Pas une simple décision technique

Il en va tout autrement du Royaume-Uni où le scénario d’une sortie du pays de l’UE – surtout dans sa variante sans accord – pèse déjà sur l’économie britannique. Comment expliquer que les différentes forces politiques en présence ne parviennent pas à s’entendre pour débloquer la situation? Pour Stephanie Kelly, beaucoup d’Européens ne réalisent pas toujours qu’elle est la dimension symbolique des discussions autour du Brexit outre-Manche: «Dans l’UE, on considère le Brexit avant tout comme un accord à résoudre sur le plan technique. Au Royaume-Uni, le Brexit est d’abord perçu dans sa dimension politique», compare Stephanie Kelly, ce qui rend d’autant plus difficile de trouver un consensus autour de cette question et de former des majorités.

Le «no deal Brexit», scénario jugé le plus probable

Parmi les trois scénarios envisagés à propos du Brexit, celui d’une sortie du Royaume-Uni de l’UE sans accord («no deal Brexit») est l’issue qui se voit attribuer la probabilité de survenance la plus élevée (45%) par Aberdeen Standard Investments, suivi par l’absence de Brexit (35%), par exemple en cas de nouveau vote sur ce sujet, puis par celui d’un Brexit négocié (20%).

Les obligations d’Etat britanniques sont particulièrement
exposées à un fort impact d’une sortie de l’UE sans accord.

Quelle seraient les conséquences d’une sortie du Royaume-Uni de l’UE sans accord - le scénario du pire - sur différentes classes d’actifs? Selon Aberdeen Standard Investments, un «no deal Brexit» aurait tout d’abord un impact particulièrement marqué sur les obligations d’Etat britanniques: le rendement du Gilt à 10 ans chuterait de 20 à 30 points de base, les emprunt d’Etat bénéficiant de leur caractère défensif.
L’impact d’un tel scénario serait très fort sur les écarts («spread») de crédit entre les obligations de degré investissement par rapport aux emprunts sans risque qui se creuseraient de 30 à 40 points supplémentaires. Cet impact serait très marqué pour les banques et les assurances, à moins que la Banque d’Angleterre adopte une politique monétaire plus accommodante.

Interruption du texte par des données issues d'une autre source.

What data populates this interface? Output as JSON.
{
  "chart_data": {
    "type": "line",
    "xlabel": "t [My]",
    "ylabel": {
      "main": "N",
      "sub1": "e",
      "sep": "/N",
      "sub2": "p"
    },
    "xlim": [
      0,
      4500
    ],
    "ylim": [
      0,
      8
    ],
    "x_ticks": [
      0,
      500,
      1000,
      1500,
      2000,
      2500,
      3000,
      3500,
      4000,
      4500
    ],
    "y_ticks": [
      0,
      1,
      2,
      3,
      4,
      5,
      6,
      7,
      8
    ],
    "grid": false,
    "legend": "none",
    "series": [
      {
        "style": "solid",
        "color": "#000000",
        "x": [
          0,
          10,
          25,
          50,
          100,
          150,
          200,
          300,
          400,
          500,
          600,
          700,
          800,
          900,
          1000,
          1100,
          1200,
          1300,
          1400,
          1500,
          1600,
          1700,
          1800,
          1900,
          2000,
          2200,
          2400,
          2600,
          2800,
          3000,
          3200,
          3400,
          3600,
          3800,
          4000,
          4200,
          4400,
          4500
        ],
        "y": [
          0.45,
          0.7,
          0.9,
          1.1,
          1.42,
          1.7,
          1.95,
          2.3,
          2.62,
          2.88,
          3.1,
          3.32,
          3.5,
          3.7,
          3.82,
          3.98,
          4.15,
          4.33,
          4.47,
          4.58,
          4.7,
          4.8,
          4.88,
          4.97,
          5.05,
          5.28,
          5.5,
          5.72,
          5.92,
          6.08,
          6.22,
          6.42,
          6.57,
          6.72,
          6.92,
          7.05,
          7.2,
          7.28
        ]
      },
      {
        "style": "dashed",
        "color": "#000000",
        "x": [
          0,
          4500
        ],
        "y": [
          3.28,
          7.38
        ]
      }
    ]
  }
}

Rotation au profit des valeurs du FTSE 100

Quant aux actions, la situation varierait beaucoup entre les petites et moyennes capitalisations et les grandes sociétés internationales. Un «no deal Brexit» entraînerait une chute d’environ 7% des valeurs incluses dans le FTSE 350 (qui inclut les 350 plus grandes sociétés cotées à la bourse de Londres en termes de capitalisation). En se limitant à l’univers incluant les 100 plus grandes valeurs du «footsie»(FTSE 100), celles-ci seraient beaucoup moins affectées par un tel scénario. On assisterait alors à «rotation majeure», les investisseurs abandonnant les sociétés axées sur le marché intérieur pour se recentrer sur les grandes capitalisations internationales.

Enfin, du côté des devises, un «no deal Brexit» n’aurait finalement qu’un impact limité, avec un recul attendu de la livre entre 5 et 10% par rapport à un panier diversifié d’autres monnaies. A l’inverse, un Brexit «négocié» entraînerait une appréciation de 10 à 15% de la livre britannique par rapport aux autres monnaies tandis que l’absence de Brexit serait suivie d’un rebond de l’ordre de 20%.